酪農を甘くみてはいけない

世の中世の中の仕組み

酪農家って本当に大変なんですよ。牛インフルエンザみたいなやつとか牛に関する伝染病が発生した場合って、そこの牧場の牛、全部ころさなきゃいけないんですよ。一頭一頭の牛を治療するっていうのができないので、感染させないためには全部殺すっていうのしかできないんですよ。狂牛病とかもそうなんだけど。

一生懸命育てたとしても何かの伝染病があったら「全ての牛を殺します」っていうので、「はい、一からやり直しください」みたいな状況になるんですよ。なので牧場とか家畜を扱ってる所って、人が入るのすごい嫌がるんですよ。

例えばヒゲオヤジ牧場っていうとこに行って、その牧場ってすごい汚くて衛生環境が悪くて変な病気が流行ったとするじゃないですか。で、そこに行った人が、そこの土を踏んでそこの靴の裏に細菌がついた状態でひろゆき牧場に行くと、ひろゆき牧場にもその細菌が感染しちゃうんですよ。

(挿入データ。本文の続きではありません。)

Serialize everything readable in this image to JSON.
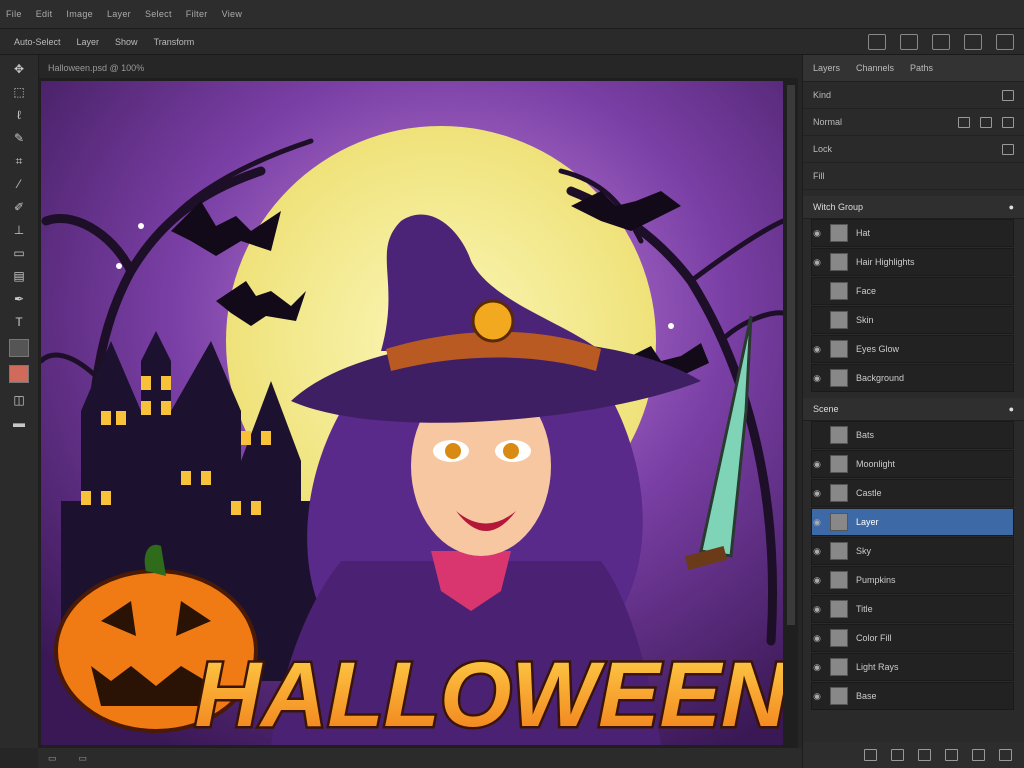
{
  "menubar": {
    "items": [
      "File",
      "Edit",
      "Image",
      "Layer",
      "Select",
      "Filter",
      "View"
    ]
  },
  "options": {
    "items": [
      "Auto-Select",
      "Layer",
      "Show",
      "Transform"
    ]
  },
  "toolbar": {
    "tools": [
      "move-tool",
      "marquee-tool",
      "lasso-tool",
      "quick-select-tool",
      "crop-tool",
      "eyedropper-tool",
      "brush-tool",
      "stamp-tool",
      "eraser-tool",
      "gradient-tool",
      "pen-tool",
      "text-tool"
    ]
  },
  "document": {
    "tab_title": "Halloween.psd @ 100%"
  },
  "artwork": {
    "title_text": "HALLOWEEN"
  },
  "colors": {
    "accent": "#3d6aa6",
    "panel_bg": "#2a2a2a",
    "canvas_bg": "#1f1f1f",
    "moon": "#f3ef8a",
    "sky": "#7a3fa5"
  },
  "panels": {
    "tabs": [
      "Layers",
      "Channels",
      "Paths"
    ],
    "rows": [
      {
        "label": "Kind"
      },
      {
        "label": "Normal"
      },
      {
        "label": "Lock"
      },
      {
        "label": "Fill"
      }
    ],
    "group1": {
      "name": "Witch Group"
    },
    "layers1": [
      {
        "name": "Hat",
        "visible": true
      },
      {
        "name": "Hair Highlights",
        "visible": true
      },
      {
        "name": "Face",
        "visible": false
      },
      {
        "name": "Skin",
        "visible": false
      },
      {
        "name": "Eyes Glow",
        "visible": true
      },
      {
        "name": "Background",
        "visible": true
      }
    ],
    "group2": {
      "name": "Scene"
    },
    "layers2": [
      {
        "name": "Bats",
        "visible": false
      },
      {
        "name": "Moonlight",
        "visible": true
      },
      {
        "name": "Castle",
        "visible": true
      },
      {
        "name": "Layer",
        "visible": true,
        "selected": true
      },
      {
        "name": "Sky",
        "visible": true
      },
      {
        "name": "Pumpkins",
        "visible": true
      },
      {
        "name": "Title",
        "visible": true
      },
      {
        "name": "Color Fill",
        "visible": true
      },
      {
        "name": "Light Rays",
        "visible": true
      },
      {
        "name": "Base",
        "visible": true
      }
    ]
  }
}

なので各牧場って距離が離れてれば離れてるほど安全なんですよ。でも日本ってめっちゃ狭いじゃないですか。なので結局伝染病が発生した時に隣の牧場に感染する確率めちゃくちゃ高いんですよ。

九州で前にも牧場がガンガン感染しちゃって自衛隊が出動したことがあったと思うんですけど。3日以内に1万頭の豚を全部殺すみたいなミッション。っていう感じのことになっちゃうので、日本の酪農って何かあった時の被害がめちゃくちゃでかくなりやすいんですよ。

そもそも酪農に向いてないんですよ、国土狭いしさ。

九州でモッツァレラチーズを作ろうとしている人のブログっていうのが前にあって。モッツァレラチーズって水牛の乳で作るチーズでわりと美味しいんですけど。

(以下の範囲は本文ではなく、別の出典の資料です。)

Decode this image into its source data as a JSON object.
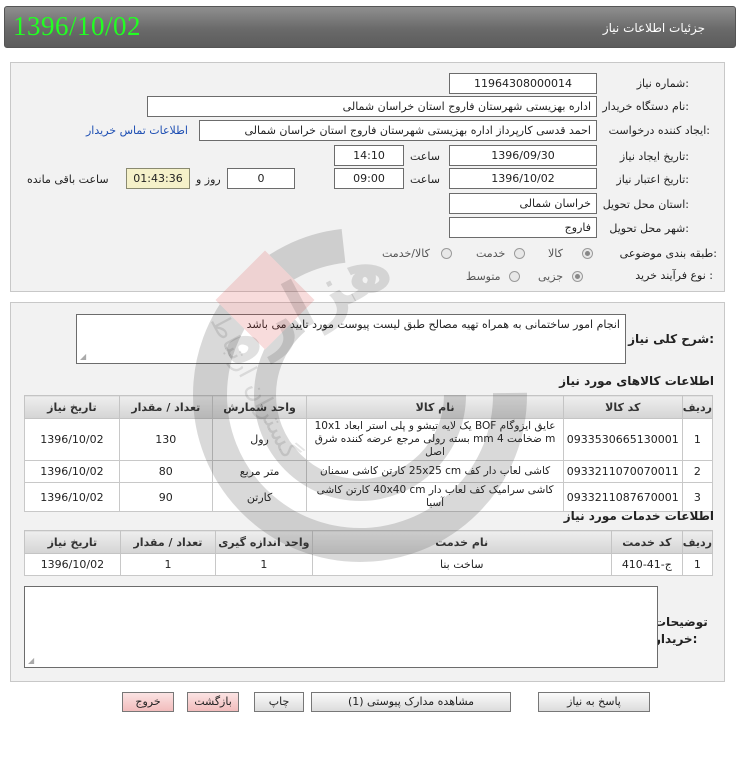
{
  "header": {
    "title": "جزئیات اطلاعات نیاز",
    "date": "1396/10/02"
  },
  "form": {
    "need_number": {
      "label": "شماره نیاز:",
      "value": "11964308000014"
    },
    "buyer_org": {
      "label": "نام دستگاه خریدار:",
      "value": "اداره بهزیستی شهرستان فاروج استان خراسان شمالی"
    },
    "requester": {
      "label": "ایجاد کننده درخواست:",
      "value": "احمد  قدسی کارپرداز اداره بهزیستی شهرستان فاروج استان خراسان شمالی",
      "contact_link": "اطلاعات تماس خریدار"
    },
    "created": {
      "label": "تاریخ ایجاد نیاز:",
      "date": "1396/09/30",
      "time_label": "ساعت",
      "time": "14:10"
    },
    "validity": {
      "label": "تاریخ اعتبار نیاز:",
      "date": "1396/10/02",
      "time_label": "ساعت",
      "time": "09:00",
      "days": "0",
      "days_label": "روز و",
      "remaining": "01:43:36",
      "remaining_label": "ساعت باقی مانده"
    },
    "province": {
      "label": "استان محل تحویل:",
      "value": "خراسان شمالی"
    },
    "city": {
      "label": "شهر محل تحویل:",
      "value": "فاروج"
    },
    "category": {
      "label": "طبقه بندی موضوعی:",
      "options": [
        "کالا",
        "خدمت",
        "کالا/خدمت"
      ],
      "selected": "کالا"
    },
    "purchase_type": {
      "label": "نوع فرآیند خرید :",
      "options": [
        "جزیی",
        "متوسط"
      ],
      "selected": "جزیی"
    }
  },
  "description": {
    "label": "شرح کلی نیاز:",
    "text": "انجام امور ساختمانی به همراه تهیه مصالح طبق لیست پیوست مورد تایید می باشد"
  },
  "goods": {
    "title": "اطلاعات کالاهای مورد نیاز",
    "headers": [
      "ردیف",
      "کد کالا",
      "نام کالا",
      "واحد شمارش",
      "تعداد / مقدار",
      "تاریخ نیاز"
    ],
    "rows": [
      [
        "1",
        "0933530665130001",
        "عایق ایزوگام BOF یک لایه تیشو و پلی استر ابعاد 10x1 m ضخامت 4 mm بسته رولی مرجع عرضه کننده شرق اصل",
        "رول",
        "130",
        "1396/10/02"
      ],
      [
        "2",
        "0933211070070011",
        "کاشی لعاب دار کف 25x25 cm کارتن کاشی سمنان",
        "متر مربع",
        "80",
        "1396/10/02"
      ],
      [
        "3",
        "0933211087670001",
        "کاشی سرامیک کف لعاب دار 40x40 cm کارتن کاشی آسیا",
        "کارتن",
        "90",
        "1396/10/02"
      ]
    ]
  },
  "services": {
    "title": "اطلاعات خدمات مورد نیاز",
    "headers": [
      "ردیف",
      "کد خدمت",
      "نام خدمت",
      "واحد اندازه گیری",
      "تعداد / مقدار",
      "تاریخ نیاز"
    ],
    "rows": [
      [
        "1",
        "ج-41-410",
        "ساخت بنا",
        "1",
        "1",
        "1396/10/02"
      ]
    ]
  },
  "comments": {
    "label": "توضیحات خریدار:",
    "value": ""
  },
  "buttons": {
    "reply": "پاسخ به نیاز",
    "attachments": "مشاهده مدارک پیوستی (1)",
    "print": "چاپ",
    "back": "بازگشت",
    "exit": "خروج"
  },
  "watermark": {
    "text": "هزاره",
    "subtext": "گستران ارتباط"
  },
  "colors": {
    "date_green": "#22ff22",
    "link_blue": "#1e4fb3",
    "header_gray": "#6a6a6a",
    "remaining_bg": "#f5f1c9"
  }
}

で、九州で水牛を一から育てて牧場をつくったんだけど、結局病気が蔓延して全部殺すことになって、モッツァレラチーズ作れなくなりましたっていうのがあったんだよね。「殺すことになりました」っていうところで、そのブログが終わるっていうすげー切ないブログがあるのよ、まだ今もあるかどうか分かんないんだけど。

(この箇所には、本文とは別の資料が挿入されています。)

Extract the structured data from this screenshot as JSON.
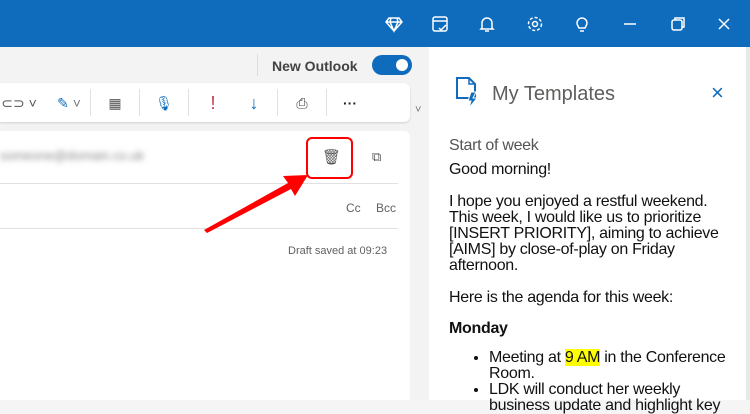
{
  "topbar": {
    "icons": [
      "premium-diamond-icon",
      "my-day-icon",
      "bell-icon",
      "gear-icon",
      "lightbulb-icon",
      "minimize-icon",
      "restore-icon",
      "close-icon"
    ]
  },
  "header": {
    "new_outlook_label": "New Outlook",
    "new_outlook_on": true
  },
  "toolbar": {
    "more_label": "···"
  },
  "compose": {
    "recipient_blurred": "someone@domain.co.uk",
    "cc_label": "Cc",
    "bcc_label": "Bcc",
    "draft_status": "Draft saved at 09:23"
  },
  "panel": {
    "title": "My Templates",
    "template_name": "Start of week",
    "greeting": "Good morning!",
    "paragraph": "I hope you enjoyed a restful weekend. This week, I would like us to prioritize [INSERT PRIORITY], aiming to achieve [AIMS] by close-of-play on Friday afternoon.",
    "agenda_intro": "Here is the agenda for this week:",
    "day": "Monday",
    "item1_pre": "Meeting at ",
    "item1_highlight": "9 AM",
    "item1_post": " in the Conference Room.",
    "item2": "LDK will conduct her weekly business update and highlight key"
  },
  "colors": {
    "brand": "#0f6cbd",
    "annotation": "#ff0000",
    "highlight": "#ffff00"
  }
}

最初、二頭とかから始めてるのよ、その人。イタリアから水牛を輸入して、牧場で育てて、子供が増えてみたいな。ちょっとずつ子供が増えて、ちょっとずつ牧場が大きくなって、乳が取れるようになって、「ようやくモッツァレラチーズが作れるようになりました」って言って、でもそんなに量も多くないから借金も多いままですけど、ちょっとずつ収入増やして頑張りますみたいなところで、その病気が来て、全部殺さなければいけないことになりましたみたいなので、ブログっていうか牧場自体が終わっちゃうみたいな。ていうぐらい牧場って本当に大変なんですよ。